Sinkamba advised the mining company to go back to the Ministry of Mines and make a fresh application.

“So, by virtue of Regulation 30, Zambezi Resources, or whatever name the company is now called, should go back to the Director of Mines Safety at the Ministry of Mines to re-submit its intention to mine in Lower Zambezi National Park. This application must be accompanied with a current environmental impact assessment report for review by the Mines Safety Department. Thereafter, resubmitted EIA report will once again be forward to the Zambia Environmental Management Authority for further review and decision,” he stated.

” If both Mines Safety Department and ZEMA approve the re-submitted environmental impact assessment report, only then can mining commence. If either or both authorities reject the report, then no mining will take place. So this is the first level of checkmate. Also, both MSD and ZEMA have a second chance to redeem themselves as credible institutions worth entrusting to responsibly manage the national heritage,”

Meanwhile, Sinkamba stated that his party would petition the constitutionality of mining in sensitive areas such as the Lower Zambezi National Park.

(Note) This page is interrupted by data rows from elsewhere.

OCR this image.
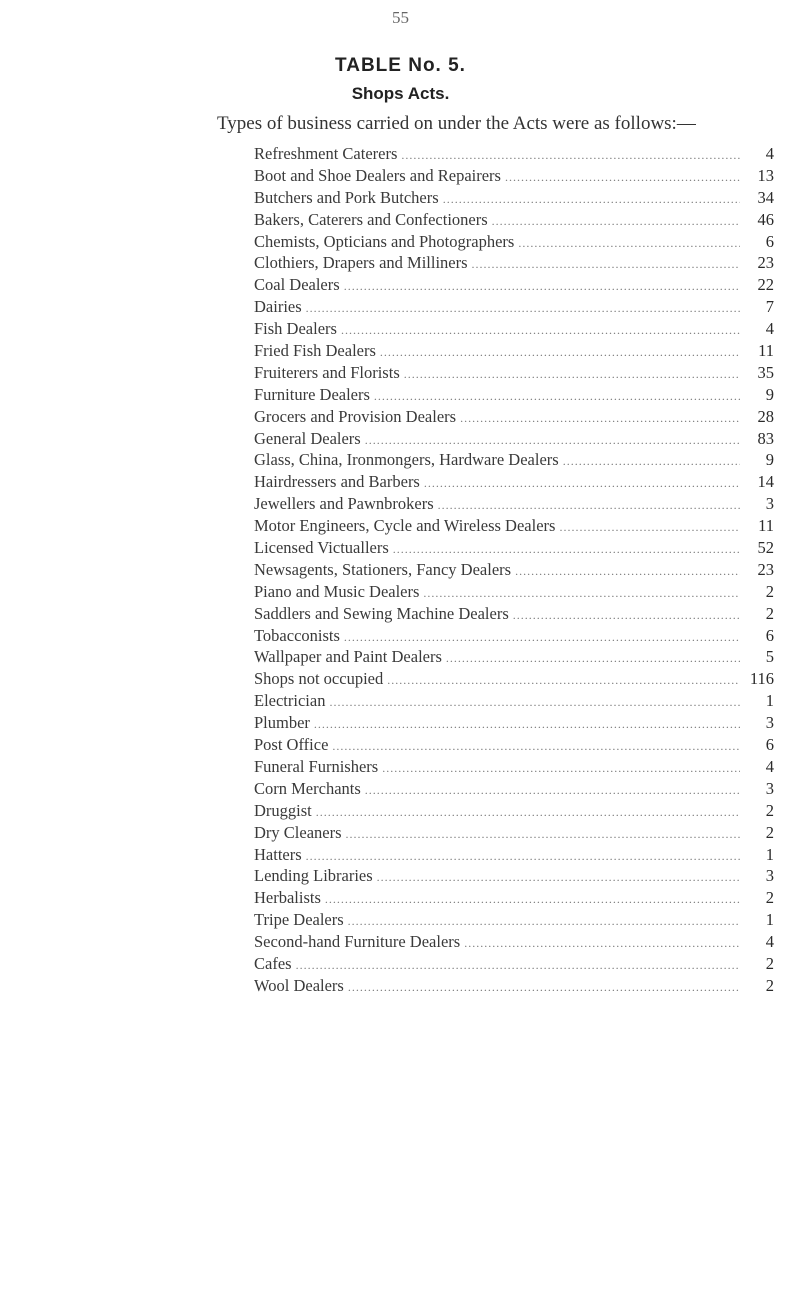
55
TABLE No. 5.
Shops Acts.
Types of business carried on under the Acts were as follows:—
Refreshment Caterers .....	4
Boot and Shoe Dealers and Repairers .....	13
Butchers and Pork Butchers .....	34
Bakers, Caterers and Confectioners .....	46
Chemists, Opticians and Photographers .....	6
Clothiers, Drapers and Milliners .....	23
Coal Dealers .....	22
Dairies .....	7
Fish Dealers .....	4
Fried Fish Dealers .....	11
Fruiterers and Florists .....	35
Furniture Dealers .....	9
Grocers and Provision Dealers .....	28
General Dealers .....	83
Glass, China, Ironmongers, Hardware Dealers .....	9
Hairdressers and Barbers .....	14
Jewellers and Pawnbrokers .....	3
Motor Engineers, Cycle and Wireless Dealers .....	11
Licensed Victuallers .....	52
Newsagents, Stationers, Fancy Dealers .....	23
Piano and Music Dealers .....	2
Saddlers and Sewing Machine Dealers .....	2
Tobacconists .....	6
Wallpaper and Paint Dealers .....	5
Shops not occupied .....	116
Electrician .....	1
Plumber .....	3
Post Office .....	6
Funeral Furnishers .....	4
Corn Merchants .....	3
Druggist .....	2
Dry Cleaners .....	2
Hatters .....	1
Lending Libraries .....	3
Herbalists .....	2
Tripe Dealers .....	1
Second-hand Furniture Dealers .....	4
Cafes .....	2
Wool Dealers .....	2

“Whilst Zambezi Resources will be busy resubmitting its environmental impact assessment reports to MSD and ZEMA in line with Regulation 30 of SI 28 of 1997, we the Greens will also petition the constitutionality of mining in ecologically sensitive areas such as the Lower Zambezi National Park. Article 255 of the Constitution of Zambia Amendment 2016 provides principles of environmental and natural resources management and development. In particular, sub-Article 255(d) imposes a duty on all of us to ensure that the conservation and protection of ecologically sensitive areas, habitats, species and other environment shall be done in a sustainable manner,” stated Sinkamba.

“As the Greens, we do not think that mining in Lower Zambezi National Park, which an ecologically sensitive area which hosts sensitive habitats, species and other environmental resources. We think that there is a better way to manage such areas other than through mining. So we want the Constitutional Court to pronounce itself on this grave matter before mining commences. In short, we will obtain an injunction to restrain mining in game parks, including Lower Zambezi National Park until the Constitutional Court decides our petition. This is the Green Party checkmate on the matter. We are in Concourt as early as next.”